At first, I could not know how to start to pray. Even after trying for half an hour, I still could not feel any leading from God. My prayer counselor asked me to seek God, rather than just waiting for God to show me something. I was so lost and I did not know what to do.
They felt that there was a block between God and me.
So, they prayed for the removal of the block. I had told them I used to “talk” to my mum when I visited her tomb (necromancy). They said I might “talk” to some unknown spirit, rather than my mum, and it might be the blockage between God and me. So, they asked me to pray for God to remove that block.
After I prayed for the removal, we started to seek God again. He showed me the pain that I had when my mum passed away. And that it was never healed. I cried during the prayer session because of the pain, the guilt, and the feeling of sorrow.
God led me back to the old wound and let me release it. I felt relieved.

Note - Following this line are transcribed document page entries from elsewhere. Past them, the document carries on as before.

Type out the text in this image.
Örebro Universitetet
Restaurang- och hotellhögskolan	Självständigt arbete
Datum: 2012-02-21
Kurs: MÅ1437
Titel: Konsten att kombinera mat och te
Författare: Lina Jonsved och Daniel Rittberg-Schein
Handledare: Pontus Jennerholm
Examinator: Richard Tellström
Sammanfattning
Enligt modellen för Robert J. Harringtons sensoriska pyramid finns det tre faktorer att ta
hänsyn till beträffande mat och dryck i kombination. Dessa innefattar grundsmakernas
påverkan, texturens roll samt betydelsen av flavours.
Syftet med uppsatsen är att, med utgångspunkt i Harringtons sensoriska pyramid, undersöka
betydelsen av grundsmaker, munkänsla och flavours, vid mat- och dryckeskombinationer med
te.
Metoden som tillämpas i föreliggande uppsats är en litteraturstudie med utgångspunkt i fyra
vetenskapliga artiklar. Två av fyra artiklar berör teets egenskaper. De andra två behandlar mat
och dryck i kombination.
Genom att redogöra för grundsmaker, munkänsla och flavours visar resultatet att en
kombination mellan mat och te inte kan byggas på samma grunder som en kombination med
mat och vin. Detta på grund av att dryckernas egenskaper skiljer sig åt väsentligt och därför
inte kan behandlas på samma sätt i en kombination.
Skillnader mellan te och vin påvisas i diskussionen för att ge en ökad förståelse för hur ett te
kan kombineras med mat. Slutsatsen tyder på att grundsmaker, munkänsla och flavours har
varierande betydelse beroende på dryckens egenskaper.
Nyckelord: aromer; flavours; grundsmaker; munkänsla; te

During my inner healing and deliverance prayer, the prayer counselor also noticed that the way and the tone I pray was quite “I”; meaning that my prayer was quite self-centered. This was a really good reminder. I always don’t know how to surrender.
Though the words and way I have prayed sounds so minor, it reflected something. If the prayer that I have is so self-centered, how can I surrender to God.
So, I learnt how to not be so self-centered, starting from the way and the attitude that I pray with.
After my inner healing and deliverance prayer, I have tried to build up the habit of daily devotion. One night when I was taking shower, I suddenly “felt” that I want to pray for a group of people. And I just kept praying for them. I should not say it is unusual for me (being a Christian for so long) but it is quite rare.
At that time, I know it is a reminder from God. He always wants me to be in His plan and never push me out of it. It is just that sometimes, I forget that.
Societal events this year really drag me down a lot.
I am experiencing ups and downs because of it. But at the same time, what I have learnt and experienced in my inner healing and deliverance prayer is a really good reminder for me; “do not be “I” in my prayer and in my life.”
I am still learning. Thank God for bringing me to my inner healing and deliverance prayer and revealing the issue that I had through it.
I can see how great is God. He can tell me the truth through the ways that I have never thought of; my prayer counselors were never close to me but He can use them to tell me the issues that I had. It really amazed me.